Simple Guide to Wordlists
The only advantage you can have above attackers in a BlackBox Pentest is your wordlists. For example, if an attacker has 100 words and a Pentester has 150 words, then after a Pentest, there is a higher chance that the Pentester would figure out more endpoints in the application than the attacker and so the Pentester will be able to report more vulnerabilities. This ultimately leads to robust security.
Whether youβre testing a Web/API server or performing an infrastructure Pentest, wordlists are your most important tool when it comes to discovering new endpoints or brute-forcing passwords.
I recommend keeping different wordlists for different purposes.
Here are the 3 robust steps that will help you create and maintain your wordlists:
1. Run CeWL on Target application
CeWL is an open-source tool to create wordlists by crawling through a web application. It will only create the wordlist with words that are found on the application, so there will be much less noise than a typical wordlist that you download from the internet.
2. Use AltDNS for Permutations
Assuming you have already run CeWL and created a wordlist. The next step is to run AltDNS to generate permutations of the wordlist that has been generated by CeWL. Usually, AltDNS results in a huge wordlist, it might take some time, so be patient. Good things take time. The result will be a master list. Be sure to sort and remove duplicates.

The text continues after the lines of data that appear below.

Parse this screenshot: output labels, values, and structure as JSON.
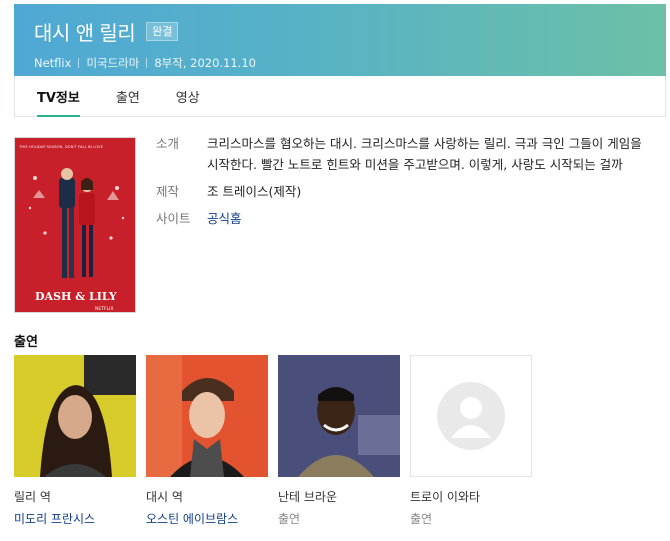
{
  "header": {
    "title": "대시 앤 릴리",
    "badge": "완결",
    "network": "Netflix",
    "genre": "미국드라마",
    "episodes_date": "8부작, 2020.11.10"
  },
  "tabs": [
    {
      "label": "TV정보",
      "active": true
    },
    {
      "label": "출연",
      "active": false
    },
    {
      "label": "영상",
      "active": false
    }
  ],
  "poster": {
    "top_text": "THIS HOLIDAY SEASON, DON'T FALL IN LOVE",
    "logo": "DASH & LILY",
    "brand": "NETFLIX"
  },
  "info": {
    "intro_label": "소개",
    "intro_text": "크리스마스를 혐오하는 대시. 크리스마스를 사랑하는 릴리. 극과 극인 그들이 게임을 시작한다. 빨간 노트로 힌트와 미션을 주고받으며. 이렇게, 사랑도 시작되는 걸까",
    "production_label": "제작",
    "production_value": "조 트레이스(제작)",
    "site_label": "사이트",
    "site_value": "공식홈"
  },
  "cast_section_title": "출연",
  "cast": [
    {
      "role": "릴리 역",
      "name": "미도리 프란시스"
    },
    {
      "role": "대시 역",
      "name": "오스틴 에이브람스"
    },
    {
      "role": "난테 브라운",
      "name": "출연"
    },
    {
      "role": "트로이 이와타",
      "name": "출연"
    }
  ],
  "colors": {
    "header_gradient_start": "#4fa8d4",
    "header_gradient_end": "#6cc0a6",
    "tab_active_underline": "#28b28e",
    "link": "#123f8a",
    "poster_bg": "#c7202a"
  }
}
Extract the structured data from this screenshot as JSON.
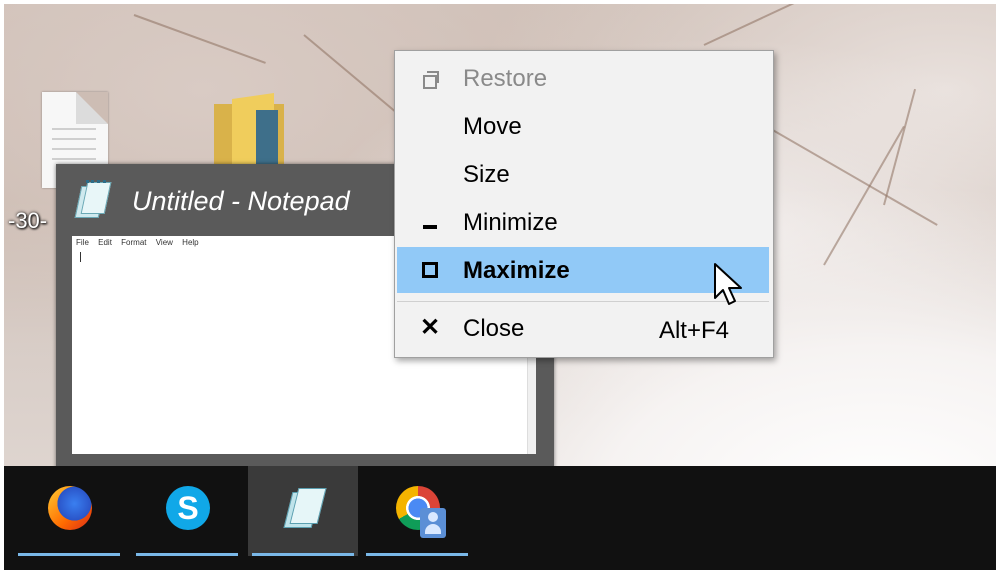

3. Maintaining the wordlist
Maintaining a healthy wordlist is the key to success of a penetration test. To do so, running CeWL on every web application you encounter and adding the output to the master list is important.
This is a good way to have a wordlist for your penetration tests. With each penetration test you perform, your master wordlist is going to get stronger and stronger. Now for wordlist of passwords, you can use a common password wordlist from the internet as an input to AltDNS would result in a great wordlist.